#7 Dari Kayla : Perlahan

1.8K 252 18
                                    

Berpura-pura.

Kayla melirik Arga yang ada di sebelahnya, sedang tersenyum kepada kedua orang tuanya yang baru saja tiba di rumah mereka.

Kayla tidak tahu apakah senyum Arga itu tulus atau ia hanya sekedar berpura-pura. Arga memang sudah sedikit terbuka kepada Kayla. Setidaknya, Arga sudah mulai mengajak Kayla untuk mendatangi gigsnya.

Tapi Kayla tahu, bahwa Arga belum membuka hatinya untuk Kayla. Bagi Arga, Kayla hanyalah perempuan yang Arga kenal sejak ia masih kuliah. Saat itu, Kayla sendiri masih SMA. Bagi Arga, Kayla tidak lebih dari seorang anak dari teman Ayahnya.

"Jadi gimana?"

Pertanyaan Dewi, Ibu Kayla membuat Kayla mengangkat wajahnya. Kayla sudah tahu kemana arah percakapan ini dan Kayla tidak suka. Ia segera menatap Arga, yang air mukanya sudah agak berubah tak nyaman.

"Bunda," tegur Kayla, bermaksud membuat Dewi tidak melanjutkan percakapan itu lagi.

"Kan udah empat bulan, Kay. Masa belum sih?" ujar Dewi sekali lagi.

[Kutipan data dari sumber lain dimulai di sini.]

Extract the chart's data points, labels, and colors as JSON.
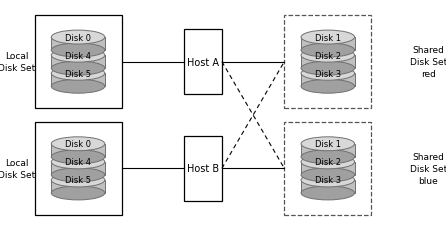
{
  "fig_width": 4.46,
  "fig_height": 2.32,
  "dpi": 100,
  "bg_color": "#ffffff",
  "disk_fill_top": "#d8d8d8",
  "disk_fill_body": "#c0c0c0",
  "disk_fill_bot": "#a0a0a0",
  "disk_edge": "#707070",
  "disk_label_fontsize": 6.0,
  "host_label_fontsize": 7.0,
  "side_label_fontsize": 6.5,
  "disk_labels_local": [
    "Disk 0",
    "Disk 4",
    "Disk 5"
  ],
  "disk_labels_shared": [
    "Disk 1",
    "Disk 2",
    "Disk 3"
  ],
  "host_a_label": "Host A",
  "host_b_label": "Host B",
  "local_set_label": "Local\nDisk Set",
  "shared_set_red_label": "Shared\nDisk Set\nred",
  "shared_set_blue_label": "Shared\nDisk Set\nblue"
}
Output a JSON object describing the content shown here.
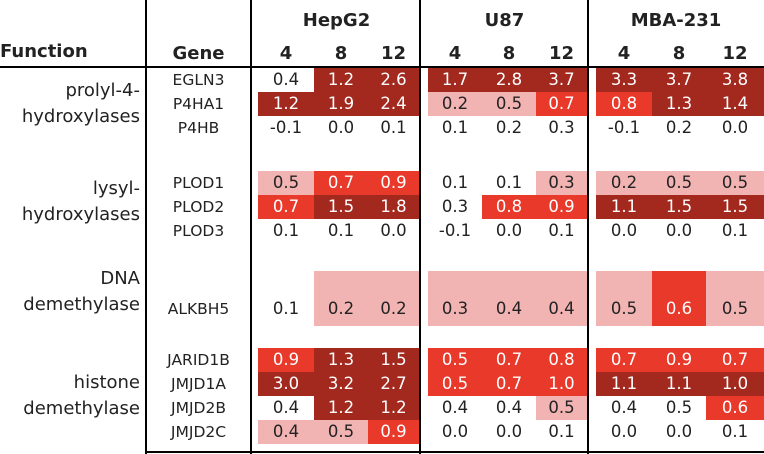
{
  "headers": {
    "function": "Function",
    "gene": "Gene",
    "cell_lines": [
      "HepG2",
      "U87",
      "MBA-231"
    ],
    "timepoints": [
      "4",
      "8",
      "12"
    ]
  },
  "colors": {
    "none": "#ffffff",
    "light": "#f2b3b3",
    "mid": "#e9392b",
    "dark": "#a3291f"
  },
  "groups": [
    {
      "function": "prolyl-4-hydroxylases",
      "function_lines": [
        "prolyl-4-",
        "hydroxylases"
      ]
    },
    {
      "function": "lysyl-hydroxylases",
      "function_lines": [
        "lysyl-",
        "hydroxylases"
      ]
    },
    {
      "function": "DNA demethylase",
      "function_lines": [
        "DNA",
        "demethylase"
      ]
    },
    {
      "function": "histone demethylase",
      "function_lines": [
        "histone",
        "demethylase"
      ]
    }
  ],
  "rows": [
    {
      "gene": "EGLN3",
      "values": [
        "0.4",
        "1.2",
        "2.6",
        "1.7",
        "2.8",
        "3.7",
        "3.3",
        "3.7",
        "3.8"
      ],
      "shade": [
        "none",
        "dark",
        "dark",
        "dark",
        "dark",
        "dark",
        "dark",
        "dark",
        "dark"
      ]
    },
    {
      "gene": "P4HA1",
      "values": [
        "1.2",
        "1.9",
        "2.4",
        "0.2",
        "0.5",
        "0.7",
        "0.8",
        "1.3",
        "1.4"
      ],
      "shade": [
        "dark",
        "dark",
        "dark",
        "light",
        "light",
        "mid",
        "mid",
        "dark",
        "dark"
      ]
    },
    {
      "gene": "P4HB",
      "values": [
        "-0.1",
        "0.0",
        "0.1",
        "0.1",
        "0.2",
        "0.3",
        "-0.1",
        "0.2",
        "0.0"
      ],
      "shade": [
        "none",
        "none",
        "none",
        "none",
        "none",
        "none",
        "none",
        "none",
        "none"
      ]
    },
    {
      "gene": "PLOD1",
      "values": [
        "0.5",
        "0.7",
        "0.9",
        "0.1",
        "0.1",
        "0.3",
        "0.2",
        "0.5",
        "0.5"
      ],
      "shade": [
        "light",
        "mid",
        "mid",
        "none",
        "none",
        "light",
        "light",
        "light",
        "light"
      ]
    },
    {
      "gene": "PLOD2",
      "values": [
        "0.7",
        "1.5",
        "1.8",
        "0.3",
        "0.8",
        "0.9",
        "1.1",
        "1.5",
        "1.5"
      ],
      "shade": [
        "mid",
        "dark",
        "dark",
        "none",
        "mid",
        "mid",
        "dark",
        "dark",
        "dark"
      ]
    },
    {
      "gene": "PLOD3",
      "values": [
        "0.1",
        "0.1",
        "0.0",
        "-0.1",
        "0.0",
        "0.1",
        "0.0",
        "0.0",
        "0.1"
      ],
      "shade": [
        "none",
        "none",
        "none",
        "none",
        "none",
        "none",
        "none",
        "none",
        "none"
      ]
    },
    {
      "gene": "ALKBH5",
      "values": [
        "0.1",
        "0.2",
        "0.2",
        "0.3",
        "0.4",
        "0.4",
        "0.5",
        "0.6",
        "0.5"
      ],
      "shade": [
        "none",
        "light",
        "light",
        "light",
        "light",
        "light",
        "light",
        "mid",
        "light"
      ]
    },
    {
      "gene": "JARID1B",
      "values": [
        "0.9",
        "1.3",
        "1.5",
        "0.5",
        "0.7",
        "0.8",
        "0.7",
        "0.9",
        "0.7"
      ],
      "shade": [
        "mid",
        "dark",
        "dark",
        "mid",
        "mid",
        "mid",
        "mid",
        "mid",
        "mid"
      ]
    },
    {
      "gene": "JMJD1A",
      "values": [
        "3.0",
        "3.2",
        "2.7",
        "0.5",
        "0.7",
        "1.0",
        "1.1",
        "1.1",
        "1.0"
      ],
      "shade": [
        "dark",
        "dark",
        "dark",
        "mid",
        "mid",
        "mid",
        "dark",
        "dark",
        "dark"
      ]
    },
    {
      "gene": "JMJD2B",
      "values": [
        "0.4",
        "1.2",
        "1.2",
        "0.4",
        "0.4",
        "0.5",
        "0.4",
        "0.5",
        "0.6"
      ],
      "shade": [
        "none",
        "dark",
        "dark",
        "none",
        "none",
        "light",
        "none",
        "none",
        "mid"
      ]
    },
    {
      "gene": "JMJD2C",
      "values": [
        "0.4",
        "0.5",
        "0.9",
        "0.0",
        "0.0",
        "0.1",
        "0.0",
        "0.0",
        "0.1"
      ],
      "shade": [
        "light",
        "light",
        "mid",
        "none",
        "none",
        "none",
        "none",
        "none",
        "none"
      ]
    }
  ]
}
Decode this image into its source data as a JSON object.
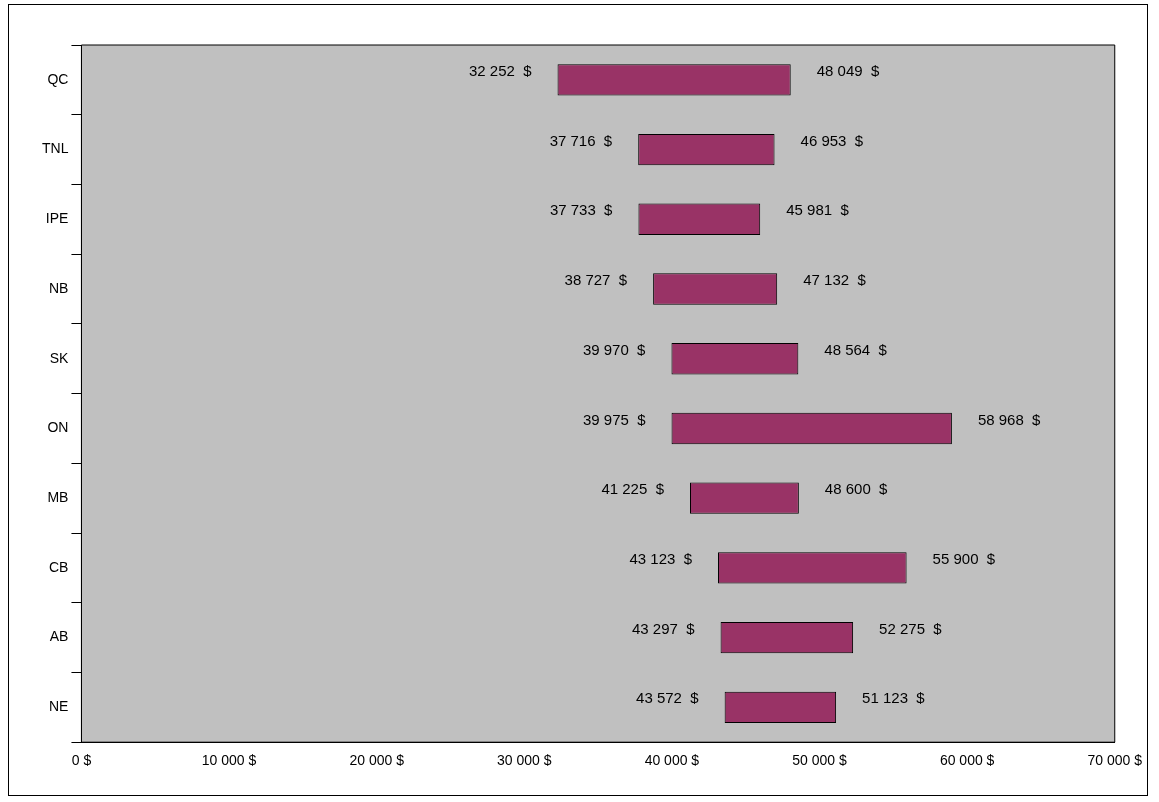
{
  "chart_data": {
    "type": "bar",
    "orientation": "horizontal",
    "categories": [
      "QC",
      "TNL",
      "IPE",
      "NB",
      "SK",
      "ON",
      "MB",
      "CB",
      "AB",
      "NE"
    ],
    "base": [
      32252,
      37716,
      37733,
      38727,
      39970,
      39975,
      41225,
      43123,
      43297,
      43572
    ],
    "values": [
      15797,
      9237,
      8248,
      8405,
      8594,
      18993,
      7375,
      12777,
      8978,
      7551
    ],
    "color": "#993366",
    "xlim": [
      0,
      70000
    ],
    "xticks": [
      {
        "value": 0,
        "label": "0 $"
      },
      {
        "value": 10000,
        "label": "10 000 $"
      },
      {
        "value": 20000,
        "label": "20 000 $"
      },
      {
        "value": 30000,
        "label": "30 000 $"
      },
      {
        "value": 40000,
        "label": "40 000 $"
      },
      {
        "value": 50000,
        "label": "50 000 $"
      },
      {
        "value": 60000,
        "label": "60 000 $"
      },
      {
        "value": 70000,
        "label": "70 000 $"
      }
    ],
    "grid": false,
    "legend": false,
    "annotations": [
      {
        "text": "32 252  $",
        "x": 32252,
        "y": "QC"
      },
      {
        "text": "48 049  $",
        "x": 48049,
        "y": "QC"
      },
      {
        "text": "37 716  $",
        "x": 37716,
        "y": "TNL"
      },
      {
        "text": "46 953  $",
        "x": 46953,
        "y": "TNL"
      },
      {
        "text": "37 733  $",
        "x": 37733,
        "y": "IPE"
      },
      {
        "text": "45 981  $",
        "x": 45981,
        "y": "IPE"
      },
      {
        "text": "38 727  $",
        "x": 38727,
        "y": "NB"
      },
      {
        "text": "47 132  $",
        "x": 47132,
        "y": "NB"
      },
      {
        "text": "39 970  $",
        "x": 39970,
        "y": "SK"
      },
      {
        "text": "48 564  $",
        "x": 48564,
        "y": "SK"
      },
      {
        "text": "39 975  $",
        "x": 39975,
        "y": "ON"
      },
      {
        "text": "58 968  $",
        "x": 58968,
        "y": "ON"
      },
      {
        "text": "41 225  $",
        "x": 41225,
        "y": "MB"
      },
      {
        "text": "48 600  $",
        "x": 48600,
        "y": "MB"
      },
      {
        "text": "43 123  $",
        "x": 43123,
        "y": "CB"
      },
      {
        "text": "55 900  $",
        "x": 55900,
        "y": "CB"
      },
      {
        "text": "43 297  $",
        "x": 43297,
        "y": "AB"
      },
      {
        "text": "52 275  $",
        "x": 52275,
        "y": "AB"
      },
      {
        "text": "43 572  $",
        "x": 43572,
        "y": "NE"
      },
      {
        "text": "51 123  $",
        "x": 51123,
        "y": "NE"
      }
    ]
  }
}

Kayla sekali-kali melirik Arga yang berlum bersuara. Bagaimana mau isi? Mereka saja tidak pernah tidur seranjang. Arga selalu tidur di sofa atau bahkan tidur di studio. Mereka jarang sekali pergi berduaan.

"Maaf, Bunda. Aku sibuk. Pergi-pergi terus." ujar Arga akhirnya.

Tiba-tiba, Ridwan tertawa. Ayah Kayla itu tidak terlihat marah. "Kalau pergi-pergi, ya Kayla nya diajak dong, Ga. Kayla enggak ditinggal, kan?"

Arga terlihat kesulitan, bingung ingin menjawab apa.

"Aku ikut kok, Yah! Tapi kalau di hotel, aku nggak sekamar sama Kak Arga. Soalnya kan, gabung, rame-rame, Yah. Aku selalu sekamar sama Kak Acha atau Kak Kira." jawab Kayla segera, membuat Arga menatapnya.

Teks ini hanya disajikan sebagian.